Du côté du MoDem, le scrutin s'annonce comme une réédition de la déroute des législatives.

Un échec quasi généralisé, sauf là où des alliances auront été négociées avec l'un des deux camps, comme à Bordeaux, Montpellier, Dijon... Mais, qu'il s'agisse de Paris, où Sarnez peine à dépasser les 10%, ou de Marseille où Bennhamias est inexistant, le MoDem ne jouera certainement pas de rôle majeur. Encore moins à Lyon, où l'on sait avec quelle application le parti démocrate s'est divisé. Quant à Pau, Bayrou subira une triangulaire dont il risque bien de sortir perdant, faute d'allié.

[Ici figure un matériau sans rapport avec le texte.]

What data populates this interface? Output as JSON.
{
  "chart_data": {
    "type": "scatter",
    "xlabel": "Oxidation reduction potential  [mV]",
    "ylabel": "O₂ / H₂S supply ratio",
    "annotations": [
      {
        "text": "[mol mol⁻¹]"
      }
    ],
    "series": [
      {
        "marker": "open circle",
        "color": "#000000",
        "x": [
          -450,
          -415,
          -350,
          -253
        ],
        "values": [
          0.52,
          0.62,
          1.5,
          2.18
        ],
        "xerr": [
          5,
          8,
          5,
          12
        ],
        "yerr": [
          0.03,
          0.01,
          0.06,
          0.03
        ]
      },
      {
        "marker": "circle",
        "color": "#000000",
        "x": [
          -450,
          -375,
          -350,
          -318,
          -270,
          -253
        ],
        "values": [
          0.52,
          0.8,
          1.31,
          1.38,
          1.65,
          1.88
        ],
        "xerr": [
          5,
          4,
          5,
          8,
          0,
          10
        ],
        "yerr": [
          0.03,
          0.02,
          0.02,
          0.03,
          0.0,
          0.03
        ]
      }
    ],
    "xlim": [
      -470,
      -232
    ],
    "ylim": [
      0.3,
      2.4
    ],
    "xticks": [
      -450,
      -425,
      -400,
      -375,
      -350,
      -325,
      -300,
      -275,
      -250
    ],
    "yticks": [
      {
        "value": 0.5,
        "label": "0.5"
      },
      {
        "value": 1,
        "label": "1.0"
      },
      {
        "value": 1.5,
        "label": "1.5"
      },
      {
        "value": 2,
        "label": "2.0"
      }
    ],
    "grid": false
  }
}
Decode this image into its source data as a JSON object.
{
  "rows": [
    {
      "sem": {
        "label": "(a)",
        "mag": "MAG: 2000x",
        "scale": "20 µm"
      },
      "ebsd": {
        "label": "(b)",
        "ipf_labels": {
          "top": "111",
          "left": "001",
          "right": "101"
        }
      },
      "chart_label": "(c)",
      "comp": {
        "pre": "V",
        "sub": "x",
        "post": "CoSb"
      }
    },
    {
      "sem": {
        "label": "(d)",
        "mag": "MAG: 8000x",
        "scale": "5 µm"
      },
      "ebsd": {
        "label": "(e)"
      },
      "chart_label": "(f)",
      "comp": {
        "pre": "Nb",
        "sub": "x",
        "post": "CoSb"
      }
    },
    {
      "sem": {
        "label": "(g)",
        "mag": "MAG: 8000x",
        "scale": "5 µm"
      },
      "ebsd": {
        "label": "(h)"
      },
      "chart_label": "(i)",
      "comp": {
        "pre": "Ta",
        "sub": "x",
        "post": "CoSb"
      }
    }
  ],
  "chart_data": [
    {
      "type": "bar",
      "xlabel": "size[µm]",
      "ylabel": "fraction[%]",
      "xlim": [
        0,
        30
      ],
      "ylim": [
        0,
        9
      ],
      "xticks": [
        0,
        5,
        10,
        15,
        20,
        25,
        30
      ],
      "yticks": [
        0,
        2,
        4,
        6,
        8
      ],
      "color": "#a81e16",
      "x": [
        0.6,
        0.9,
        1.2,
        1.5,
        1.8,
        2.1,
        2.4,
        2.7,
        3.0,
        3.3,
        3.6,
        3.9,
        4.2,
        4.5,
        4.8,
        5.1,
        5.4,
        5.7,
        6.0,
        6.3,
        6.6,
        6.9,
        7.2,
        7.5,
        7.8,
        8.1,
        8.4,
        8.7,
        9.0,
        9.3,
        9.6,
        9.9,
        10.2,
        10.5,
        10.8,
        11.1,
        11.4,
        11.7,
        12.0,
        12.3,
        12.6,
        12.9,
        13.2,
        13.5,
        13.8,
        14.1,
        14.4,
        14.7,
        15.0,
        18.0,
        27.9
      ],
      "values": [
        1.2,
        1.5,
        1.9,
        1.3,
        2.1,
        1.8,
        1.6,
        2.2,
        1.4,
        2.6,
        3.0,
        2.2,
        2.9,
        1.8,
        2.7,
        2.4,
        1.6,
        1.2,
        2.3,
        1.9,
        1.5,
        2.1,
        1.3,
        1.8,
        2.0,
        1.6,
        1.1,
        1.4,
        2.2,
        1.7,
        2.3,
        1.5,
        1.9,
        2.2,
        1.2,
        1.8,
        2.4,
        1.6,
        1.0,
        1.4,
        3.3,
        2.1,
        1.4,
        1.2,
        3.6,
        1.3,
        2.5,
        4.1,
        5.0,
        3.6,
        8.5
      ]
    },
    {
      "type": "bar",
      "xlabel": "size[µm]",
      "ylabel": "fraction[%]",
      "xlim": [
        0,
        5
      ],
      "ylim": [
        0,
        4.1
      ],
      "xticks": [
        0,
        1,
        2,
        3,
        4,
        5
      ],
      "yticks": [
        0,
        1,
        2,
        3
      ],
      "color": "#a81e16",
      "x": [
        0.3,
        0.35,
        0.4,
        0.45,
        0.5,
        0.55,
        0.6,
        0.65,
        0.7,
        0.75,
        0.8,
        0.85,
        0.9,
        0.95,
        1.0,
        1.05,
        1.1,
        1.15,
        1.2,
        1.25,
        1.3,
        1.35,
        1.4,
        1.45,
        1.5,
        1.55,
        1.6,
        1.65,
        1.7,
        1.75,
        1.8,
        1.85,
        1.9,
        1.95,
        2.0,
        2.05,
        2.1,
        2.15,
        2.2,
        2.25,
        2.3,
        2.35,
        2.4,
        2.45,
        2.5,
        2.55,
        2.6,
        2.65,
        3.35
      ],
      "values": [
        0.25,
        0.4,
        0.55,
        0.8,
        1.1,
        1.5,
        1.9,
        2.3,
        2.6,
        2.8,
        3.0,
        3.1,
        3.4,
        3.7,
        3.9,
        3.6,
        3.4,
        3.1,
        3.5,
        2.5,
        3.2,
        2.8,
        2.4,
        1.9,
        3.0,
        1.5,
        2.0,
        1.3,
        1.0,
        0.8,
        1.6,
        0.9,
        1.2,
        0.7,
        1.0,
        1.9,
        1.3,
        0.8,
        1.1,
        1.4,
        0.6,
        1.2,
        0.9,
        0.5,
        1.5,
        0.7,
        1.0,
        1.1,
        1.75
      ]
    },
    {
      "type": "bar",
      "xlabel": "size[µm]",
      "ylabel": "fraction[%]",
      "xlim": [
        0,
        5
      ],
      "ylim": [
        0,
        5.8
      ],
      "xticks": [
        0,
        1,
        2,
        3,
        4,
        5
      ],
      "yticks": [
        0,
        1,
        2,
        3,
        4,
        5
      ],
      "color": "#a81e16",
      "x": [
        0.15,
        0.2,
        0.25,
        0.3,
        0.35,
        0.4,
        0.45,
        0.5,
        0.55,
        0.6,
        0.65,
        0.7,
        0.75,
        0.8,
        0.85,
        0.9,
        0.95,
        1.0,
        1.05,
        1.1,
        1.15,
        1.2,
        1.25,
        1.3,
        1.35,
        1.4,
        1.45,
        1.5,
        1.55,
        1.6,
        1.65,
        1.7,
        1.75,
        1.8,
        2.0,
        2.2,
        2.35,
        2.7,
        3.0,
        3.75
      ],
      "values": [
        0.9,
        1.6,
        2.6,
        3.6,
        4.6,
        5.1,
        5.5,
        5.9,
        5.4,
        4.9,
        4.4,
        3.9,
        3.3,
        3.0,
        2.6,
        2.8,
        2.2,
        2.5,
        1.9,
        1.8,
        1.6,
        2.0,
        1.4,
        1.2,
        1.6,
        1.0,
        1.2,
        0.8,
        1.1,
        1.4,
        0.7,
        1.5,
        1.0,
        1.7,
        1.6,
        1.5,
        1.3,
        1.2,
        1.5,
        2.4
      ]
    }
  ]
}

Le MoDem devra se convertir aux évidences et aux réalités. Il n'a pas de dynamique propre, en tout cas pas suffisante pour gagner seul. Son étiage restera celui de l'ex-UDF, entre 7 et 10% de l'électorat. Avec quelques pointes à 12-15%, très rarement au-delà.

Ces élections municipales et cantonales prouveront une nouvelle fois que les Français restent fidèles à deux aspirations qui peuvent apparaître contradictoires.

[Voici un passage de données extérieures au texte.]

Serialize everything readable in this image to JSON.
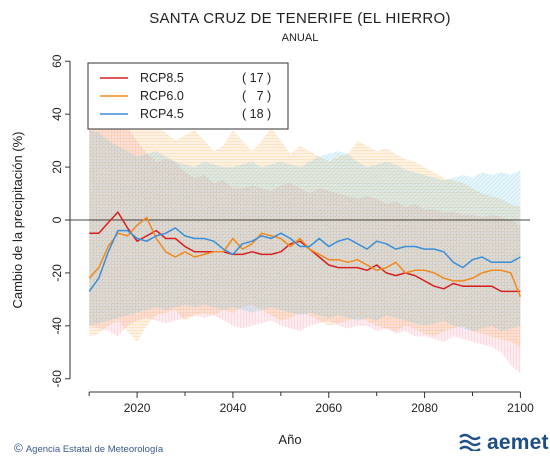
{
  "chart_data": {
    "type": "line",
    "title": "SANTA CRUZ DE TENERIFE (EL HIERRO)",
    "subtitle": "ANUAL",
    "xlabel": "Año",
    "ylabel": "Cambio de la precipitación (%)",
    "xlim": [
      2006,
      2102
    ],
    "ylim": [
      -65,
      65
    ],
    "x_ticks": [
      2020,
      2040,
      2060,
      2080,
      2100
    ],
    "y_ticks": [
      -60,
      -40,
      -20,
      0,
      20,
      40,
      60
    ],
    "zero_line": 0,
    "legend_position": "top-left",
    "series": [
      {
        "name": "RCP8.5",
        "count": "( 17 )",
        "color": "#d62020",
        "x": [
          2010,
          2012,
          2014,
          2016,
          2018,
          2020,
          2022,
          2024,
          2026,
          2028,
          2030,
          2032,
          2034,
          2036,
          2038,
          2040,
          2042,
          2044,
          2046,
          2048,
          2050,
          2052,
          2054,
          2056,
          2058,
          2060,
          2062,
          2064,
          2066,
          2068,
          2070,
          2072,
          2074,
          2076,
          2078,
          2080,
          2082,
          2084,
          2086,
          2088,
          2090,
          2092,
          2094,
          2096,
          2098,
          2100
        ],
        "values": [
          -5,
          -5,
          -1,
          3,
          -3,
          -8,
          -6,
          -4,
          -7,
          -7,
          -10,
          -12,
          -12,
          -12,
          -12,
          -13,
          -13,
          -12,
          -13,
          -13,
          -12,
          -9,
          -8,
          -11,
          -14,
          -17,
          -18,
          -18,
          -18,
          -19,
          -17,
          -20,
          -21,
          -20,
          -21,
          -23,
          -25,
          -26,
          -24,
          -25,
          -25,
          -25,
          -25,
          -27,
          -27,
          -27
        ],
        "band_upper": [
          39,
          38,
          40,
          42,
          35,
          30,
          25,
          22,
          23,
          22,
          18,
          16,
          17,
          14,
          15,
          12,
          12,
          13,
          12,
          11,
          13,
          14,
          12,
          10,
          12,
          11,
          10,
          9,
          8,
          9,
          8,
          6,
          7,
          5,
          6,
          4,
          4,
          3,
          3,
          2,
          2,
          1,
          2,
          1,
          0,
          -2
        ],
        "band_lower": [
          -40,
          -41,
          -42,
          -44,
          -40,
          -38,
          -37,
          -38,
          -39,
          -38,
          -37,
          -36,
          -37,
          -36,
          -38,
          -40,
          -41,
          -40,
          -39,
          -38,
          -40,
          -41,
          -42,
          -40,
          -39,
          -38,
          -40,
          -41,
          -40,
          -40,
          -42,
          -41,
          -43,
          -42,
          -44,
          -44,
          -45,
          -46,
          -44,
          -45,
          -46,
          -47,
          -48,
          -50,
          -55,
          -58
        ]
      },
      {
        "name": "RCP6.0",
        "count": "(   7 )",
        "color": "#f08a1e",
        "x": [
          2010,
          2012,
          2014,
          2016,
          2018,
          2020,
          2022,
          2024,
          2026,
          2028,
          2030,
          2032,
          2034,
          2036,
          2038,
          2040,
          2042,
          2044,
          2046,
          2048,
          2050,
          2052,
          2054,
          2056,
          2058,
          2060,
          2062,
          2064,
          2066,
          2068,
          2070,
          2072,
          2074,
          2076,
          2078,
          2080,
          2082,
          2084,
          2086,
          2088,
          2090,
          2092,
          2094,
          2096,
          2098,
          2100
        ],
        "values": [
          -22,
          -18,
          -10,
          -5,
          -6,
          -2,
          1,
          -7,
          -12,
          -14,
          -12,
          -14,
          -13,
          -12,
          -12,
          -7,
          -11,
          -9,
          -5,
          -6,
          -7,
          -10,
          -7,
          -11,
          -13,
          -15,
          -15,
          -16,
          -15,
          -17,
          -19,
          -18,
          -16,
          -20,
          -19,
          -19,
          -20,
          -22,
          -23,
          -23,
          -22,
          -20,
          -19,
          -19,
          -20,
          -29
        ],
        "band_upper": [
          36,
          38,
          42,
          40,
          38,
          44,
          40,
          36,
          33,
          30,
          32,
          34,
          30,
          26,
          28,
          34,
          30,
          26,
          30,
          35,
          30,
          25,
          28,
          26,
          24,
          22,
          24,
          25,
          30,
          28,
          26,
          27,
          25,
          23,
          22,
          20,
          18,
          16,
          15,
          14,
          12,
          10,
          9,
          8,
          6,
          5
        ],
        "band_lower": [
          -44,
          -43,
          -40,
          -38,
          -42,
          -46,
          -40,
          -36,
          -35,
          -34,
          -38,
          -36,
          -35,
          -36,
          -34,
          -35,
          -33,
          -32,
          -34,
          -36,
          -38,
          -37,
          -35,
          -36,
          -38,
          -40,
          -39,
          -38,
          -37,
          -38,
          -40,
          -41,
          -42,
          -40,
          -41,
          -43,
          -44,
          -42,
          -41,
          -40,
          -42,
          -43,
          -44,
          -45,
          -46,
          -48
        ]
      },
      {
        "name": "RCP4.5",
        "count": "( 18 )",
        "color": "#3a8fd9",
        "x": [
          2010,
          2012,
          2014,
          2016,
          2018,
          2020,
          2022,
          2024,
          2026,
          2028,
          2030,
          2032,
          2034,
          2036,
          2038,
          2040,
          2042,
          2044,
          2046,
          2048,
          2050,
          2052,
          2054,
          2056,
          2058,
          2060,
          2062,
          2064,
          2066,
          2068,
          2070,
          2072,
          2074,
          2076,
          2078,
          2080,
          2082,
          2084,
          2086,
          2088,
          2090,
          2092,
          2094,
          2096,
          2098,
          2100
        ],
        "values": [
          -27,
          -22,
          -12,
          -4,
          -4,
          -7,
          -8,
          -6,
          -5,
          -3,
          -6,
          -7,
          -7,
          -8,
          -11,
          -13,
          -9,
          -8,
          -6,
          -7,
          -5,
          -7,
          -10,
          -10,
          -7,
          -10,
          -8,
          -7,
          -9,
          -11,
          -8,
          -9,
          -11,
          -10,
          -10,
          -11,
          -11,
          -12,
          -16,
          -18,
          -15,
          -14,
          -16,
          -16,
          -16,
          -14
        ],
        "band_upper": [
          34,
          33,
          30,
          28,
          26,
          24,
          25,
          26,
          24,
          22,
          21,
          20,
          22,
          21,
          20,
          20,
          21,
          22,
          20,
          21,
          22,
          21,
          20,
          22,
          24,
          25,
          26,
          25,
          22,
          20,
          21,
          22,
          21,
          19,
          18,
          17,
          16,
          15,
          16,
          17,
          16,
          18,
          17,
          18,
          17,
          19
        ],
        "band_lower": [
          -40,
          -39,
          -38,
          -37,
          -36,
          -35,
          -34,
          -33,
          -34,
          -33,
          -32,
          -33,
          -32,
          -33,
          -34,
          -33,
          -34,
          -35,
          -34,
          -33,
          -34,
          -35,
          -36,
          -35,
          -36,
          -37,
          -36,
          -37,
          -38,
          -37,
          -38,
          -36,
          -37,
          -38,
          -39,
          -40,
          -39,
          -38,
          -40,
          -41,
          -42,
          -41,
          -40,
          -42,
          -41,
          -40
        ]
      }
    ]
  },
  "footer": {
    "credit_symbol": "©",
    "credit": "Agencia Estatal de Meteorología",
    "logo_text": "aemet"
  }
}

La première consiste à élire des responsables inscrits dans une démarche de projet, plus que partisane. Les Français, encore plus localement que nationalement ne veulent plus tomber dans le piège du vote à l'étiquette.  La seconde consiste à vouloir une alternance claire entre deux camps. Les Français veulent pouvoir faire un choix intelligent et libre, mais ils veulent aussi le faire en connaissance de cause, entre deux équipes dont ils savent qu'elles sont de près ou de loin adossées aux deux grands partis de gouvernement, le PS et l'UMP qui leur assure une certaine crédibilité à gérer leur ville. C'est sans doute une erreur. Mais on le voit bien dans des villes comme Chartres ou Toulouse, où les électeurs préféreront très certainement les candidats socialistes pour remplacer le maire UMP en place, alors qu'ils pourraient choisir un candidat du MoDem crédible.

L'alternance PS/UMP, c'est effectivement la garantie pour l'électeur d'avoir le choix, sans prendre le risque du n'importe quoi.

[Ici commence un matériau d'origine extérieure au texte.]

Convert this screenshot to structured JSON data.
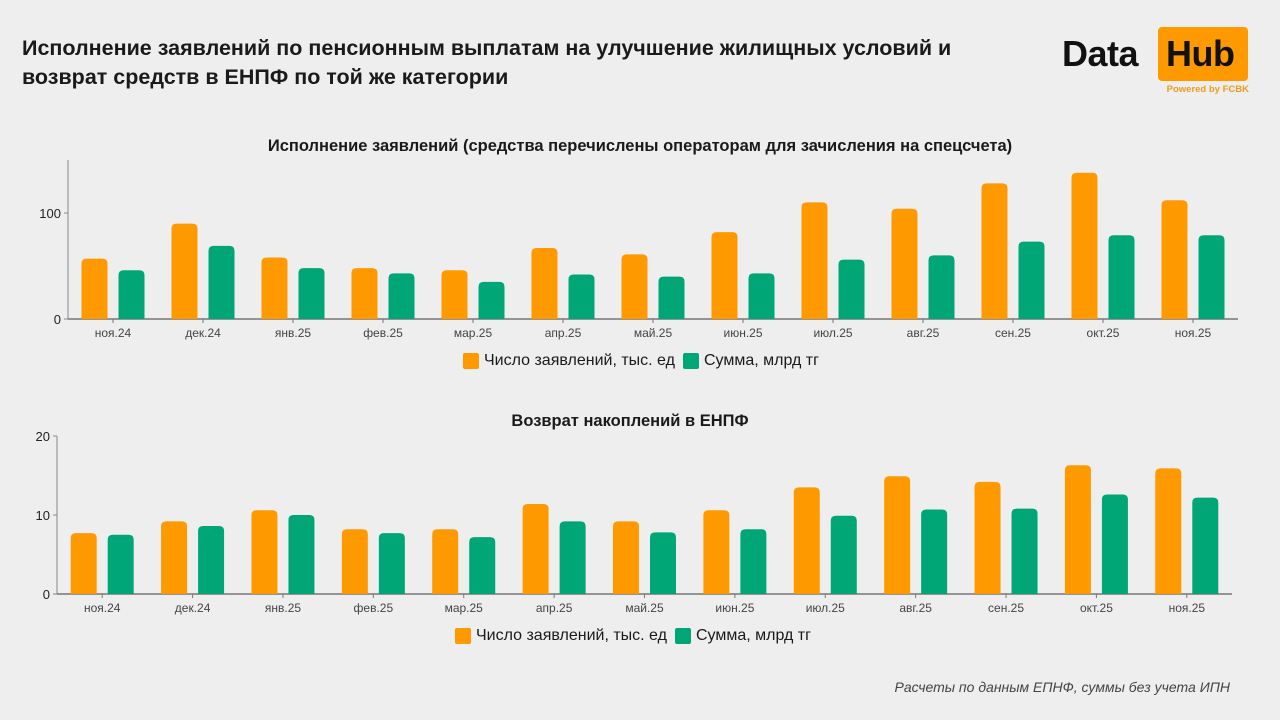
{
  "header": {
    "title": "Исполнение заявлений по пенсионным выплатам на улучшение жилищных условий и возврат средств в ЕНПФ по той же категории"
  },
  "logo": {
    "word1": "Data",
    "word2": "Hub",
    "tagline": "Powered by FCBK"
  },
  "colors": {
    "orange": "#ff9900",
    "green": "#00a676",
    "background": "#eeeeee"
  },
  "legend": {
    "series1": "Число заявлений, тыс. ед",
    "series2": "Сумма, млрд тг"
  },
  "footnote": "Расчеты по данным ЕПНФ, суммы без учета ИПН",
  "chart_data": [
    {
      "type": "bar",
      "title": "Исполнение заявлений (средства перечислены операторам для зачисления на спецсчета)",
      "xlabel": "",
      "ylabel": "",
      "ylim": [
        0,
        150
      ],
      "yticks": [
        0,
        100
      ],
      "grid": false,
      "legend": "bottom-center",
      "categories": [
        "ноя.24",
        "дек.24",
        "янв.25",
        "фев.25",
        "мар.25",
        "апр.25",
        "май.25",
        "июн.25",
        "июл.25",
        "авг.25",
        "сен.25",
        "окт.25",
        "ноя.25"
      ],
      "series": [
        {
          "name": "Число заявлений, тыс. ед",
          "color": "#ff9900",
          "values": [
            57,
            90,
            58,
            48,
            46,
            67,
            61,
            82,
            110,
            104,
            128,
            138,
            112
          ]
        },
        {
          "name": "Сумма, млрд тг",
          "color": "#00a676",
          "values": [
            46,
            69,
            48,
            43,
            35,
            42,
            40,
            43,
            56,
            60,
            73,
            79,
            79
          ]
        }
      ]
    },
    {
      "type": "bar",
      "title": "Возврат накоплений в ЕНПФ",
      "xlabel": "",
      "ylabel": "",
      "ylim": [
        0,
        20
      ],
      "yticks": [
        0,
        10,
        20
      ],
      "grid": false,
      "legend": "bottom-center",
      "categories": [
        "ноя.24",
        "дек.24",
        "янв.25",
        "фев.25",
        "мар.25",
        "апр.25",
        "май.25",
        "июн.25",
        "июл.25",
        "авг.25",
        "сен.25",
        "окт.25",
        "ноя.25"
      ],
      "series": [
        {
          "name": "Число заявлений, тыс. ед",
          "color": "#ff9900",
          "values": [
            7.7,
            9.2,
            10.6,
            8.2,
            8.2,
            11.4,
            9.2,
            10.6,
            13.5,
            14.9,
            14.2,
            16.3,
            15.9
          ]
        },
        {
          "name": "Сумма, млрд тг",
          "color": "#00a676",
          "values": [
            7.5,
            8.6,
            10.0,
            7.7,
            7.2,
            9.2,
            7.8,
            8.2,
            9.9,
            10.7,
            10.8,
            12.6,
            12.2
          ]
        }
      ]
    }
  ]
}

L'armée mexicaine du MoDem, peu crédible, souvent désunie, sans stratégie lisible au niveau national, sans personnalité émergente en dehors de son leader, n'aura au final que deux véritables rôles à jouer.

Elle contribuera tout d'abord à entamer le score des élus UMP autrefois alliés à l'UDF en captant une partie des voix des électeurs centristes. Grâce aux listes MoDem le PS pourra "artificiellement" creuser l'écart au 1er tour avec les candidats UMP, et ainsi se retrouver plus facilement à la tête d'une dynamique favorable pour le second. Le MoDem sera également une machine à assurer quelques postes d'adjoints-au-maire à ses candidats. Grâce aux alliances dès le 1er tour ou grâce aux alliances entre les 9 et 16 mars. Mais au final, ces alliances ne seront peut-être pas si nombreuses qu'on le pense. Car elles ne seront la plupart du temps possibles qu'avec le PS. Et ce dernier préférera certainement prendre le risque du maintien au 2nd tour d'une liste MoDem que de devoir gérer une triple alliance incluant ses partenaires de la gauche plurielle et les bayrouistes.

Il ne lui reste donc au MoDem, encore une fois, qu'un seul recours, François Bayrou; qui n'a d'autre choix que de créer la surprise à Pau pour que son parti existe médiatiquement aux soirs des 1er et 2nd tours.